On the existence of foliations by solutions to the exterior Dirichlet problem for the minimal surface equation

Abstract: Given an exterior domain $\Omega$ with $C^{2,\alpha}$ boundary in $\mathbb{R}^{n}$, $n\geq3$, we obtain a $1$-parameter family $u_{\gamma}\in C^{\infty}\left(\Omega\right) $, $\left\vert \gamma\right\vert \leq\pi/2$, of solutions of the minimal surface equation such that, if $\left\vert \gamma\right\vert <\pi/2$, $u_{\gamma}\in C^{\infty}\left( \Omega\right) \cap C^{2,\alpha}\left( \overline{\Omega}\right) $, $u_{\gamma}|{\partial\Omega}=0$ with $\max{\partial\Omega}\left\Vert \nabla u_{\gamma}\right\Vert =\tan\gamma$ and, if $\left\vert \gamma\right\vert =\pi/2$, the graph of $u_{\gamma}$ is contained in a $C^{1,1}$ manifold $M_{\gamma}\subset\overline{\Omega}\times\mathbb{R}$ with $\partial M_{\gamma}=\partial\Omega$. Each of these functions is bounded and asymptotic to a constant [ c_{\gamma}=\lim_{\left\Vert x\right\Vert \rightarrow\infty}u_{\gamma}\left( x\right) . ] The mappings $\gamma\rightarrow u_{\gamma}\left( x\right) $ (for fixed $x\in\Omega$) and $\gamma\rightarrow c_{\gamma}$ are strictly increasing and bounded.
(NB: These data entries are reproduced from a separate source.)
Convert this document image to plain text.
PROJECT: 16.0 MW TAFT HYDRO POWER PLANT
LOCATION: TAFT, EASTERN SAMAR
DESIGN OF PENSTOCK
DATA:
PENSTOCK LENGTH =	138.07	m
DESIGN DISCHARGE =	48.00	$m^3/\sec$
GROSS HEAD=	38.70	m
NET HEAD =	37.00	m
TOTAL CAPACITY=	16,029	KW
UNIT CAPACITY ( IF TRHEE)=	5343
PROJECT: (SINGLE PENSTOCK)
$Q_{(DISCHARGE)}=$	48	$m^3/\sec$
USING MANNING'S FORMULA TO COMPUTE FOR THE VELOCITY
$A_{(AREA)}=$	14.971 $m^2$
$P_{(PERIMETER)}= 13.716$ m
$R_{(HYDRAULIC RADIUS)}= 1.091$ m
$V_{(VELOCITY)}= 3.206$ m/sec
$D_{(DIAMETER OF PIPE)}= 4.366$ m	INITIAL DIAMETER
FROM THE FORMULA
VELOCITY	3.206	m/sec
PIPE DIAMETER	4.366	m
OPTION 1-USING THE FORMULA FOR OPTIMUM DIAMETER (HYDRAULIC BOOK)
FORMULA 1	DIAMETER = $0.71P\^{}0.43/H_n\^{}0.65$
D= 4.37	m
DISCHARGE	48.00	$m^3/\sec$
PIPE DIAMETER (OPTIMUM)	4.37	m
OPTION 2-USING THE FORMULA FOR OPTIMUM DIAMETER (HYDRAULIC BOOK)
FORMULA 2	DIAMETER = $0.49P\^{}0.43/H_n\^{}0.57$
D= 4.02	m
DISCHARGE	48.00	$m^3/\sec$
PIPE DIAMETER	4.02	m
The graphs of these functions foliate the open subset of $\mathbb{R}^{n+1}$ [ \left{ \left( x,z\right) \in\Omega\times\mathbb{R}\text{, }-u_{\pi /2}\left( x\right) <z<u_{\pi/2}\left( x\right) \right} . ] Moreover, if $\mathbb{R}^{n}\backslash\Omega$ satisfies the interior sphere condition of maximal radius $\rho$ and if $\partial\Omega$ is contained in a ball of minimal radius $\varrho$, then [ \left[ 0,\sigma_{n}\rho\right] \subset\left[ 0,c_{\pi/2}\right] \subset\left[ 0,\sigma_{n}\varrho\right] , ] where [ \sigma_{n}=\int_{1}^{\infty}\frac{dt}{\sqrt{t^{2\left( n-1\right) }-1}}. ] One of the above inclusions is an equality if and only if $\rho=\varrho$, $\Omega$ is the exterior of a ball of radius $\rho$ and the solutions are radial.